Quell'istituzione, l'Accademia di Pittura, Scultura e Architettura, era in realtà nata separatamente nel 1750, con sede inizialmente vicino a Piazza San Marco, e i suoi primi dipinti furono donati dagli studenti e dalla stessa vecchia Scuola della Carità. Un decreto napoleonico la riorganizzò nel 1807 come Accademia Reale di Belle Arti e la trasferì nel complesso secolarizzato della Carità, dove l'architetto Giannantonio Selva trascorse gli anni successivi ad adattare gli antichi edifici religiosi al loro nuovo ruolo — dando vita al museo che oggi custodisce la più importante collezione al mondo di pittura veneziana.
Il ponte davanti all'ingresso
Il ponte di legno proprio davanti all'ingresso delle Gallerie ha una storia movimentata tutta sua. Il primo Ponte dell'Accademia, costruito nel 1854 dall'ingegnere austriaco Alfred Neville, era in ferro — un materiale che i veneziani detestavano al punto da considerarlo stonato rispetto allo skyline storico della città, tanto che fu smontato e sostituito nel 1933 da un elegante arco ligneo progettato da Eugenio Miozzi, costruito, secondo la tradizione, in appena 37 giorni.
Il progetto di Miozzi si rivelò talmente amato che i piani per sostituirlo in futuro con un ponte permanente in pietra furono accantonati a tempo indeterminato. La struttura in legno necessitò di una ricostruzione negli anni '80 del Novecento, e la versione che attraversa oggi il Canal Grande, completata nel 1986, riproduce fedelmente la sagoma originale di Miozzi su un'anima in acciaio rinforzato.
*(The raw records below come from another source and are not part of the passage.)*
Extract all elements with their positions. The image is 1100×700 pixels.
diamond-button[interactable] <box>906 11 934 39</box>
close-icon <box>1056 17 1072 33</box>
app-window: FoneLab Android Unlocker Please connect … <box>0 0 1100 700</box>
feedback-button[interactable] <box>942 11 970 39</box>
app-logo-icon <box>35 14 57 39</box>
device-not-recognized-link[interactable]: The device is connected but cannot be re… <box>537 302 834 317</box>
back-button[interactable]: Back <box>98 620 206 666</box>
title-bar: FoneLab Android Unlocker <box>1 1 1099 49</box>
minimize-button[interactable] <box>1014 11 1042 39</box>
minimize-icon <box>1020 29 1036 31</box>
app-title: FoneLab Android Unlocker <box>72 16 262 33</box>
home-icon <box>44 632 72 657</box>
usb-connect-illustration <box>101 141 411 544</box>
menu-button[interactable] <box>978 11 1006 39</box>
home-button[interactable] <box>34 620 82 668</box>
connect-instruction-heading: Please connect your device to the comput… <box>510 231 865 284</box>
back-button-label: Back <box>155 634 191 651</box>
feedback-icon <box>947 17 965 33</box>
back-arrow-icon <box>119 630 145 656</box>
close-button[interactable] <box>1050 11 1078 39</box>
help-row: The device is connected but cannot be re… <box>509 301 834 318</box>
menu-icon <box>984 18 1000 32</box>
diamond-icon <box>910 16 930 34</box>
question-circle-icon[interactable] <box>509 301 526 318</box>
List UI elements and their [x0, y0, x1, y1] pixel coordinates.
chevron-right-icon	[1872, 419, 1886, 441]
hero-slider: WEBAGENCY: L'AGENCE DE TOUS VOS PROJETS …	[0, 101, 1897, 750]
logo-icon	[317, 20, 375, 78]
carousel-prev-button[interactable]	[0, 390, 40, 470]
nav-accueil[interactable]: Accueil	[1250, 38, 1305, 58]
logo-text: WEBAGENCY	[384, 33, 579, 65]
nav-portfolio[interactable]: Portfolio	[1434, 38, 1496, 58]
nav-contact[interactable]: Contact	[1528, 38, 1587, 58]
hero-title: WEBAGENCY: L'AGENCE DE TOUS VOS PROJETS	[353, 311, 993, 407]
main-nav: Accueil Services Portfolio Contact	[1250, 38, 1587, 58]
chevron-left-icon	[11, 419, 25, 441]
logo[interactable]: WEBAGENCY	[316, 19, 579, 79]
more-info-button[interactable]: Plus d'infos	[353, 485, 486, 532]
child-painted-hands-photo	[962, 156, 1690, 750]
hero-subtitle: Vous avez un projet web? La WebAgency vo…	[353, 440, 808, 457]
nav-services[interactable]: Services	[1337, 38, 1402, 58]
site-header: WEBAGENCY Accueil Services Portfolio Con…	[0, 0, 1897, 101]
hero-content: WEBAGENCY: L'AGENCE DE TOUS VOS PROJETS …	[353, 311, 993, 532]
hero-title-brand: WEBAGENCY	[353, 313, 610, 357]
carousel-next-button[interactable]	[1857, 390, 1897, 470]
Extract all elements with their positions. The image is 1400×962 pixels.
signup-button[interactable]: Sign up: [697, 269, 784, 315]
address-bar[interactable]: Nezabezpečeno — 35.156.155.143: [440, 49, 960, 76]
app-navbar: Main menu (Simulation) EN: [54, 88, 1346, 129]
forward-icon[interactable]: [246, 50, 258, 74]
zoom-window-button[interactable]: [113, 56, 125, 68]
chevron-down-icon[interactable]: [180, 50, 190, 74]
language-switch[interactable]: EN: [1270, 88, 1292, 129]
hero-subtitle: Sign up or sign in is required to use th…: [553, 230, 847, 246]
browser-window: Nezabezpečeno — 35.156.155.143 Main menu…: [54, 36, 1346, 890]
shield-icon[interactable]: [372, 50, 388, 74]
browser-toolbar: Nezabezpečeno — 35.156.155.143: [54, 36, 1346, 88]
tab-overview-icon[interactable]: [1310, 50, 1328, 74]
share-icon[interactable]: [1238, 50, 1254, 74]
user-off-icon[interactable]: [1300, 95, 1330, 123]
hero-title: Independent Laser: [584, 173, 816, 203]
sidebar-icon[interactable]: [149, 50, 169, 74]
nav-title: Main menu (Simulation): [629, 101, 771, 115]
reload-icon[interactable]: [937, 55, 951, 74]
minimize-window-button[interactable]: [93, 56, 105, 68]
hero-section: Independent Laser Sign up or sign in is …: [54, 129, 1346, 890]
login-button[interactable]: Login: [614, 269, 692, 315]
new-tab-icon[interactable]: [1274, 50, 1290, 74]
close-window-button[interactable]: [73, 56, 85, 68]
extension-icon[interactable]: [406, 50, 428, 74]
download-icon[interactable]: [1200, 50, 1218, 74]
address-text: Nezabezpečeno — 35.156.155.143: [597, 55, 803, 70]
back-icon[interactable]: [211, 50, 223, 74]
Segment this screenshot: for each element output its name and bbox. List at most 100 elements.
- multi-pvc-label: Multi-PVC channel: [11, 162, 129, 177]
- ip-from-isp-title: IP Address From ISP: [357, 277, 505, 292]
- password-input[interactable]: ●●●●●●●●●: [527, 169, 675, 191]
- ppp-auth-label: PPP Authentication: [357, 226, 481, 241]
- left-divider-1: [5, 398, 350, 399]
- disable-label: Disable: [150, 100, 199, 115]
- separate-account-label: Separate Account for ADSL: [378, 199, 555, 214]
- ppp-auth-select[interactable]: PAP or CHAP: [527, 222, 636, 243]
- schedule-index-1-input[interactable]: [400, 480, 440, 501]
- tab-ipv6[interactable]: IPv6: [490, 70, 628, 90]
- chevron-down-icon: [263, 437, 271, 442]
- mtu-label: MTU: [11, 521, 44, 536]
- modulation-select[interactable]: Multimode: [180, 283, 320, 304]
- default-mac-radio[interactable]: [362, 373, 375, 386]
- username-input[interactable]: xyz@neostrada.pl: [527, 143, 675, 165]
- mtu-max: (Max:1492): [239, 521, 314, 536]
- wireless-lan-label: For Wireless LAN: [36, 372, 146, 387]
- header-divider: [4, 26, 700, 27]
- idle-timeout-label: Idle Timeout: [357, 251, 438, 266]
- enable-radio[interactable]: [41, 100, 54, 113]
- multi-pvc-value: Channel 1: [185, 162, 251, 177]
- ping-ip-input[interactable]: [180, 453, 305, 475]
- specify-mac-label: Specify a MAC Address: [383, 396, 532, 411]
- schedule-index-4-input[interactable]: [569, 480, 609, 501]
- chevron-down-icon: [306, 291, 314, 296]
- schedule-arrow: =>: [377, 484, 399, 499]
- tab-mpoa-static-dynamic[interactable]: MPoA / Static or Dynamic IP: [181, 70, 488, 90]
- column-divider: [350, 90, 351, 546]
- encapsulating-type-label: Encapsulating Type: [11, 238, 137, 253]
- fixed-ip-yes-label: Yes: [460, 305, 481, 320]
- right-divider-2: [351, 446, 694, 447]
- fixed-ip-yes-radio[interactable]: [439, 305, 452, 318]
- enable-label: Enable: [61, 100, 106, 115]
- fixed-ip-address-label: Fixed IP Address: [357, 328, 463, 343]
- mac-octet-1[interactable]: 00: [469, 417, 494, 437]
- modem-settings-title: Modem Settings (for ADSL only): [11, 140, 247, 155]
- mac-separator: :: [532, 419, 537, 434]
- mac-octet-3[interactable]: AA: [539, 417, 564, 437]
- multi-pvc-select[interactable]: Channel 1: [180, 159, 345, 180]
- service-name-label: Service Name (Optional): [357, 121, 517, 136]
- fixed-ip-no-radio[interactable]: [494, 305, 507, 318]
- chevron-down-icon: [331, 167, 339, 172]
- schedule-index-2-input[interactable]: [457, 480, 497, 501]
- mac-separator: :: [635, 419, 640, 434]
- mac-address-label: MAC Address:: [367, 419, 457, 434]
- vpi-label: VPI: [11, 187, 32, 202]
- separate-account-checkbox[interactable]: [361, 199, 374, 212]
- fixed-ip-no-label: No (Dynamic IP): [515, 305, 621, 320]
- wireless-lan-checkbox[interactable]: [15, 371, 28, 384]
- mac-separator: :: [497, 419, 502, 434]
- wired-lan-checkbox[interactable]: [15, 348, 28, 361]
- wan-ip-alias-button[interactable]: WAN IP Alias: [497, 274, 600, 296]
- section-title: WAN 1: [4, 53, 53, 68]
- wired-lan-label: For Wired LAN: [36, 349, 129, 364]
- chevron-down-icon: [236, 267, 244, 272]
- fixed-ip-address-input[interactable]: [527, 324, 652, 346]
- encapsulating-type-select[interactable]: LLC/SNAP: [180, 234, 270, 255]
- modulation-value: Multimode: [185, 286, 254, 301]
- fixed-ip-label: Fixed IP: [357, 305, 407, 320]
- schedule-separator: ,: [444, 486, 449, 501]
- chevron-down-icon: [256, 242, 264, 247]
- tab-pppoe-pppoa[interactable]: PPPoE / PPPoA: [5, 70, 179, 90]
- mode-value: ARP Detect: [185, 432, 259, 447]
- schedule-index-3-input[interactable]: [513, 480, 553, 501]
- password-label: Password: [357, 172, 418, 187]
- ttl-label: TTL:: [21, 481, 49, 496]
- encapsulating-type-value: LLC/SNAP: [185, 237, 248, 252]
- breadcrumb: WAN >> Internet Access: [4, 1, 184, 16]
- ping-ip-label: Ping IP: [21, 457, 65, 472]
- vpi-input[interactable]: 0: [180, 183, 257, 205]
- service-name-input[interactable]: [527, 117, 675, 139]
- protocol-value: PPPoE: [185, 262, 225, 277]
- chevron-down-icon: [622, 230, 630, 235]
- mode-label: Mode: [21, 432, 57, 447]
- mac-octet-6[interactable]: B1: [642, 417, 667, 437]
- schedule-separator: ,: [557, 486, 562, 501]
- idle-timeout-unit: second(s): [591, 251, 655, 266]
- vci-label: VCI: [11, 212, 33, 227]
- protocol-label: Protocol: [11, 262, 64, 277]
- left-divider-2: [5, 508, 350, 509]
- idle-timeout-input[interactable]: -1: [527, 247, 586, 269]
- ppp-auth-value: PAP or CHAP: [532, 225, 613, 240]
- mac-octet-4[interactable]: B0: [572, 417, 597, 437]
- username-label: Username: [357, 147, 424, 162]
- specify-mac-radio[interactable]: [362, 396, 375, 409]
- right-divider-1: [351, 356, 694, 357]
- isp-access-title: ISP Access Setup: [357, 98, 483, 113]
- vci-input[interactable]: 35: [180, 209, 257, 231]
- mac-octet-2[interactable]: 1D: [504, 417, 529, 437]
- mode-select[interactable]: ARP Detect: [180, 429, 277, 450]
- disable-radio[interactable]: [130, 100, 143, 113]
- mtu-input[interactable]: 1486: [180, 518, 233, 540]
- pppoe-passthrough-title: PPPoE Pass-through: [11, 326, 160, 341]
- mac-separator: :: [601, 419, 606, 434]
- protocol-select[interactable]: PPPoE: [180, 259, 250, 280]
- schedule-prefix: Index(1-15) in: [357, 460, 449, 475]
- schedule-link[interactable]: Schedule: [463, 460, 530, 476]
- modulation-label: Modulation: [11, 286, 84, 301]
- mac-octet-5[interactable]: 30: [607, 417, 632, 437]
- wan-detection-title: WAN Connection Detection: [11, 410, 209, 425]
Resta uno dei soli quattro ponti che attraversano il Canal Grande, e probabilmente il miglior punto di osservazione per fotografarlo.
Lo sapevi che...
Tra le opere più grandi e famose della collezione spicca il vasto "Convito in casa di Levi" di Paolo Veronese, dipinto originariamente nel 1573 come Ultima Cena. La sua folla di commensali ubriachi, nani e persino un cane ai piedi di Cristo attirò l'attenzione del Sant'Uffizio, che convocò Veronese per spiegare perché avesse riempito una scena sacra con quelli che il tribunale definì "buffoni, tedeschi ubriachi, nani e altre simili scurrilità".
Invitato a modificare il dipinto entro tre mesi, Veronese si limitò a cambiargli titolo — sostituendo l'Ultima Cena con un altro banchetto evangelico, dottrinalmente meno centrale, in cui le Scritture menzionano esplicitamente la presenza di "peccatori" tra gli invitati. La tela, rimasta invariata, è ancora oggi esposta alle Gallerie sotto il nuovo titolo: un raro caso di un maestro del Rinascimento che raggira l'Inquisizione con il semplice cambio di un nome.
Utile sapere
Il biglietto standard prevede una riduzione per i visitatori sotto i 25 anni e un ingresso ridotto o gratuito per i minori di 18, con richiesta di un documento alla biglietteria. Nei periodi di alta stagione conviene prenotare online in anticipo, perché le sale — distribuite in un ex monastero anziché in un museo costruito appositamente — si riempiono più in fretta di quanto le dimensioni modeste dell'edificio lascino immaginare.
Le sale seguono un percorso grosso modo cronologico, dalle tavole bizantine a fondo oro fino al Rinascimento, quindi chi ha poco tempo può dirigersi direttamente alle ultime sale, dedicate a Bellini, Giorgione, Tiziano, Veronese e Tintoretto. Le fasce orarie meno affollate sono la mattina presto e l'ultima ora prima della chiusura; il museo si trova proprio sul lato di Dorsoduro del ponte di legno all'esterno.